This is how I see it.

10. Oct 4, 2016

### BvU

I'm not convinced integration is intended by the exercise composer
Probability is probability density times $dV$. Higher $\Psi^*\Psi$ means a higher probability (for equal $dV$).
It would be different if the exercise asked for the most probable r or the most probable $\theta$.

11. Oct 5, 2016

### kuruman

I stand corrected. Thanks.

12. Oct 10, 2016

### Titan97

A higher psi*psi means a higher probability density. Not a higher probability for different dV. Am I correct?

And, After reading some articles, i found that $4\pi r^2 R^2$ (R is the radial wave function) gives the probability.

13. Oct 11, 2016

### BvU

Of course, provided you mean $\ |d^3V| \$.
No. Be more precise and more explicit. As you should know by now, $\Psi^* \Psi$ is a probability density. Your expression has the wrong dimension for a probability.

14. Oct 11, 2016

### Titan97

@BvU I argued this with my professor and so did others in my class. But he told this gives the probability even if it has a dimension.(I couldn't argue more as i trusted his statement becuase his education level is far higher than mine). I even got marks for using the above formula.

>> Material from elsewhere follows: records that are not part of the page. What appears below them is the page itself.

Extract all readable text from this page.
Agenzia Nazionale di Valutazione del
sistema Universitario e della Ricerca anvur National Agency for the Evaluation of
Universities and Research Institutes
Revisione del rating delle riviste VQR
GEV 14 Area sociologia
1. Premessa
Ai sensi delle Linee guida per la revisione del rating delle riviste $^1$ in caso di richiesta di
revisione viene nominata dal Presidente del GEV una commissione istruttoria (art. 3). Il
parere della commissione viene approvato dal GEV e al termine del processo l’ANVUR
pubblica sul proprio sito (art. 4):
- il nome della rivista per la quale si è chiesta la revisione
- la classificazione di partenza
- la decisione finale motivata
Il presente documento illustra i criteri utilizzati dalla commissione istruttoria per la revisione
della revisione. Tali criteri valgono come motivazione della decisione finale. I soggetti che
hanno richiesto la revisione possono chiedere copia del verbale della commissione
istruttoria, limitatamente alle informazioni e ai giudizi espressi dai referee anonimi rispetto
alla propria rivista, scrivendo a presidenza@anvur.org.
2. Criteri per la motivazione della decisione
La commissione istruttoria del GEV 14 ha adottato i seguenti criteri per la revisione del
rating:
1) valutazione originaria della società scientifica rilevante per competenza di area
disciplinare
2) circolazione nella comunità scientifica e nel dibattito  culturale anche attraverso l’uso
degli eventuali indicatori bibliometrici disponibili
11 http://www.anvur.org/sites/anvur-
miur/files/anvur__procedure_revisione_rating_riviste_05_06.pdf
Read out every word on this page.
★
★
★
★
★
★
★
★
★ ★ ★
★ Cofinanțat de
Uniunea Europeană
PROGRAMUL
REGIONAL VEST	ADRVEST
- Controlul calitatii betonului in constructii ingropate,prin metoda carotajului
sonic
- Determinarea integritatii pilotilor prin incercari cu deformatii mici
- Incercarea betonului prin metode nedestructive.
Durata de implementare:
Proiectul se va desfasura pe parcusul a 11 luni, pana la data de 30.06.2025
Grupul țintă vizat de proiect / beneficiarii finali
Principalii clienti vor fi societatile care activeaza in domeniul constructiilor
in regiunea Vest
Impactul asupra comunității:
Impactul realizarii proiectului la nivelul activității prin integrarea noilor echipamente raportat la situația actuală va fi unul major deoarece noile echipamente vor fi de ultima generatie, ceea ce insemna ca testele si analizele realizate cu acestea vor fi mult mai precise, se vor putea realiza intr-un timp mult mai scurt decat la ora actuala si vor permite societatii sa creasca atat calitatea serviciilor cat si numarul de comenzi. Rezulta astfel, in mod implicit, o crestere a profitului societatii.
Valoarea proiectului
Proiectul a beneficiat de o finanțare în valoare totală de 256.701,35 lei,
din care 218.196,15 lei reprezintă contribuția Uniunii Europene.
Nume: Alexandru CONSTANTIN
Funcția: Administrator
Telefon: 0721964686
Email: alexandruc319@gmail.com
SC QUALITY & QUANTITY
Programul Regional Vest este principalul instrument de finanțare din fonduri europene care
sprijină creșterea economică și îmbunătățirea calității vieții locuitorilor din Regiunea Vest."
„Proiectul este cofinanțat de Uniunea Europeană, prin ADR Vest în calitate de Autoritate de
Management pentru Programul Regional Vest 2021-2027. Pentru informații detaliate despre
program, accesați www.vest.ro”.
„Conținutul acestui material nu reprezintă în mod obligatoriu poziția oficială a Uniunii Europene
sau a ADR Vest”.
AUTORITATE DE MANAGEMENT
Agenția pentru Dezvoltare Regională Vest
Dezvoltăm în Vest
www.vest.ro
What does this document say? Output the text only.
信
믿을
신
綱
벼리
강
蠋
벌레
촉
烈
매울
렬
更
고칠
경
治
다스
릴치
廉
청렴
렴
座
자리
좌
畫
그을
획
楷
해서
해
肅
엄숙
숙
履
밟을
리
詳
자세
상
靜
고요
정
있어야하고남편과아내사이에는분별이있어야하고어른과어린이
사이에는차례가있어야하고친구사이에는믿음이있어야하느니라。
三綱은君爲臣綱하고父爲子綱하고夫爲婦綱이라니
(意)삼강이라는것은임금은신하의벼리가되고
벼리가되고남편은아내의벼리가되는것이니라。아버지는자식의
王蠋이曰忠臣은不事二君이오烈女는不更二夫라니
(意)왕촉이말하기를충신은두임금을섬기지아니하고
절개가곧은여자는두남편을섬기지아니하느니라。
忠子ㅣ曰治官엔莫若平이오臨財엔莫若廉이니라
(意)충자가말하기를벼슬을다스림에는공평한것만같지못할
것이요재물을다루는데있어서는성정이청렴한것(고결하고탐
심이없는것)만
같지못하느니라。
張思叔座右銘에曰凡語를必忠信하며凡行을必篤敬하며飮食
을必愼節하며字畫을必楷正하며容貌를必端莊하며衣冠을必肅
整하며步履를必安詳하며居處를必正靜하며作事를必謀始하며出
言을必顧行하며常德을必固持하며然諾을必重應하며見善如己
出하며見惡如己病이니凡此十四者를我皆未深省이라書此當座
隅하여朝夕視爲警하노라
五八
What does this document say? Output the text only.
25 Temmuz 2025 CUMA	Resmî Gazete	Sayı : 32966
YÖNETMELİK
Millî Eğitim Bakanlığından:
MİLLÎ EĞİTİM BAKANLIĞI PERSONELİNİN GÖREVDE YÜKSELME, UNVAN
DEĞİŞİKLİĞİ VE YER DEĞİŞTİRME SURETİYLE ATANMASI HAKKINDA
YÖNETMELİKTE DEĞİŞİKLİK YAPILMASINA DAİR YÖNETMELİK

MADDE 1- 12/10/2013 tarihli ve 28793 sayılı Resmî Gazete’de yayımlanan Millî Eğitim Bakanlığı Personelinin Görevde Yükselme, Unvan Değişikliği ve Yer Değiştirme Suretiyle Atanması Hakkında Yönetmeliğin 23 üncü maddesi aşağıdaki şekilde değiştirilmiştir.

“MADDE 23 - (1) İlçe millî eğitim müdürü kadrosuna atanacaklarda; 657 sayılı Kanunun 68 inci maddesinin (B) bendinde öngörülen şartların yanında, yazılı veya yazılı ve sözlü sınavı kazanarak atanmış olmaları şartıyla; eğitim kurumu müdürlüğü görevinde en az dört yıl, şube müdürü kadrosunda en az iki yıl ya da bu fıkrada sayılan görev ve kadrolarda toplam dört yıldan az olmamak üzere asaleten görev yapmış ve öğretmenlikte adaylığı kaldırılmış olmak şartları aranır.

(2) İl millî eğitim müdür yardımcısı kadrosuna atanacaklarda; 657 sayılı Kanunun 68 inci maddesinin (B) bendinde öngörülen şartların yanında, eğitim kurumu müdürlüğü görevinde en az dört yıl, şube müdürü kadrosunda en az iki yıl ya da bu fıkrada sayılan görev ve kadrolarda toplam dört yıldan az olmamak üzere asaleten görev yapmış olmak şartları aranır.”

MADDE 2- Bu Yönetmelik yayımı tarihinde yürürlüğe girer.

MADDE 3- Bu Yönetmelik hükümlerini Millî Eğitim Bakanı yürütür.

I used $$\frac{\text{d}r^2R^2}{\text{d}r}=0$$ to get the answer.

15. Oct 11, 2016

### BvU

It is wise not too argue too much with a teacher. But you don't want to take a probability with a dimension for granted either -- dificult.

See Haru in post #4.

I maintain that $\Psi^* \Psi \;d^3 V$ is a probability to e.g. find a particle in that $d^3 V$
and thereby the highest probability is where $\Psi^* \Psi$ is maximum

$4\pi r^2 dr$ is the volume of a shell between $r$ and $r+dr$ so that $R(r)^2 \;4\pi r^2 \;dr\ \$ (with $R(r)$ the radial part of the wave function $\Psi$) is the probability to find the particle in such a shell. But only for spherically symmetric wave functions where you can separately integrate over $\theta$ and $\phi$.

16. Oct 13, 2016

### Titan97

@BvU high probabilty density does not mean high probability. How can you say psi*psi has to be maximum for probability to be maximum?

17. Oct 13, 2016

### BvU

How does one compare probabilities ? I would say per equal volume. we've been through this in #12 and #13. In #10 I wonder about the intentions of the exercise composer; did you render the exact formulation of the exercise ?

(Because asking for the most probable $r$ or the most probable $r^2$ is asking for something else than asking for the " $r$ and $\theta$ " where the probability of finding the electron is maximum !)